The Joy of Indefinite Words: Is a Spillion More than a Metric Buttload?
How many iotas are in a bazillion? Is a jot more than a whit? How does a gazillion compare to a kabillion?
There are no easy answers to those ridiculous questions, which doesn’t stop people from using English’s many indefinite words. I have no idea how many indefinite words there are, but certainly there are gobs—perhaps even oodles, especially when you consider words for thingamajigs such as “thingumbob” and “whangydoodle.” Like euphemisms, nicknames, and slang in general, indefinite words are a testament to our collective creativity, which can never be contained by numbers or knowledge.
“Spillion”—coined in 2010 to express the enormity of the BP oil spill—is only the latest fanciful word to play on real numbers such as “million” and “billion.” The Oxford English Dictionary traces “zillion” back to a 1944 quote: “I love him a zillion dollars' worth.” “Bazillion” is at least five years older than “zillion,” while “jillion” and “gazillion” are first recorded in 1942 and 1978 respectively. ESPN’s Bill Simmons is a fan of “katrillion.” If you Google long enough, you’ll find kazillions, frabillions, and who-knows-what-else-illions. All of these words can be modified to describe the ultra-rich too, as in the bazillionaire and gazillionaire.
At the other end of the spectrum, puny amounts are represented by a whit, a jot, a smidge, a mite, and a scootch, as well as rarer, older amounts like a scraplet, a fractionlet, a smitch, and a tittle. Those words are moderately neato, but I say words for bigger amounts are more fun. I’ve long been a fan of “metric buttload,” a fantastically elastic term. I’ve spotted variations such as “metric monkeyload,” “metric diaper-load,” and “metric smurfload.” Who needs truckloads and boatloads when slang’s metric system is so pliable?
Amount is only part of the story of indefinite words, because even the handiest person sometimes can't tell a doojigger from a hickey-doodle. We all know contraptions, gizmos, gadgets, widgets, doodads, and whatchamacallits, but the lingo of indefinite objects runs deeper and weirder. “Doojigger” has been around since at least 1927, and it has plenty of cousins, including “doobob,” ”doodaddle,” “doodibble,” “doodinkus,” “dooflicker,” “dooflunky,” “doofunny,” “doogadget,” “doojumfunny,” “doowhacker,” and “doosenwhacker.” The Dictionary of American Regional English records all those words, and the similarly wonderful Historical Dictionary of American Slang shows “doo-whanger” in action, circa 1927: "Whoever fired that doo-whanger at him’s a poor shot." Those were banner years for coining and recording such words. In 1931, Louise Pound wrote about them in American Speech, bringing to light terms such as “diddenwhacker,” “fumadiddle,” “hoofenpoofer,” and “rigamajig.”

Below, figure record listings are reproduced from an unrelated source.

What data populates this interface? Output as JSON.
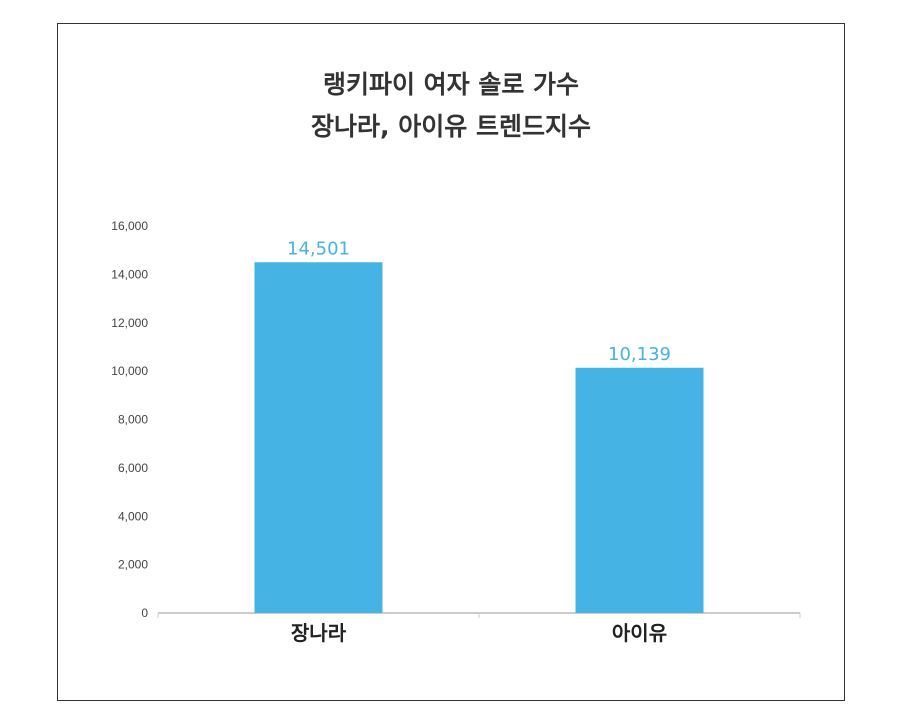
{
  "chart_data": {
    "type": "bar",
    "title_lines": [
      "랭키파이 여자 솔로 가수",
      "장나라, 아이유 트렌드지수"
    ],
    "categories": [
      "장나라",
      "아이유"
    ],
    "values": [
      14501,
      10139
    ],
    "value_labels": [
      "14,501",
      "10,139"
    ],
    "yticks": [
      "0",
      "2,000",
      "4,000",
      "6,000",
      "8,000",
      "10,000",
      "12,000",
      "14,000",
      "16,000"
    ],
    "ylim": [
      0,
      16000
    ],
    "xlabel": "",
    "ylabel": "",
    "grid": false,
    "bar_color": "#45b3e3",
    "label_color": "#45b3e3",
    "axis_color": "#999999"
  }
}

One of the coolest terms recorded by DARE is “ho-dad with a shufflin’ rod.” Seemingly as vague as the rest, this 1966-era expression has a more specific purpose: It's something you’re supposed to tell a child who asks "What are you making?" Hickeys are better known as marks of love than objects of bafflement, but the thingy-type meaning is older—at least as old as 1909, according to the OED. “Hickey” has inspired many variations such as the popular “doohickey” and the obscure “hickey-jigger” and “hickeymadoodle,” a word to make Ned Flanders proud. Speaking of The Simpsons, that “ma” in “hickeymadoodle” is the same one in “thingamajig” and Homer Simpson’s coinages “edumacation” and “saxamaphone,” conveying a "what the heck is this?" meaning. As I mentioned when writing about Futurama, the writers of that show have a particular love of indefinite words, coining “killamajig,” “neckamajigger,” “freezer-doodle,” and “future-jiggy.”
These words are just the tip of the whatsit-berg. The lexical banquet of the web has produced more than a smattering of creative, bonkers words, many playing on “thingamajig.” Some are specific, like “tupperware-thingy-majigger,” “blog-site-location-amajig,” “twittermajiggy,” and “frappawhatsit,” a nice spoof of the ever-expanding coffee lexicon. Others are inspired by pure wordlust. Even a licensed thingy-ologist would have trouble identifying a “thinga-longwordsomethingortheother-majiggy” or “thingy-majiggy-bobdoohicky-thang-thang.”
A curmudgeon might pooh-pooh a word like “thingy-majiggy-bobdoohicky-thang-thang,” pronouncing it useless and preposterous. I can’t argue with that, except with my favorite Taoist saying, Chuang Tzu’s “Everybody knows the use of the useful, but nobody knows the use of the useless.” By any measure, “thingy-majiggy-bobdoohicky-thang-thang” is a useless word, but I wouldn’t want to live in a world without it. Such vague yet strangely vivid words are virtuosic testimony to our endless creative potential. Even when we don’t have a smidge of a clue what a whimmydiddle might be, we just can’t get enough of these wordamajigs.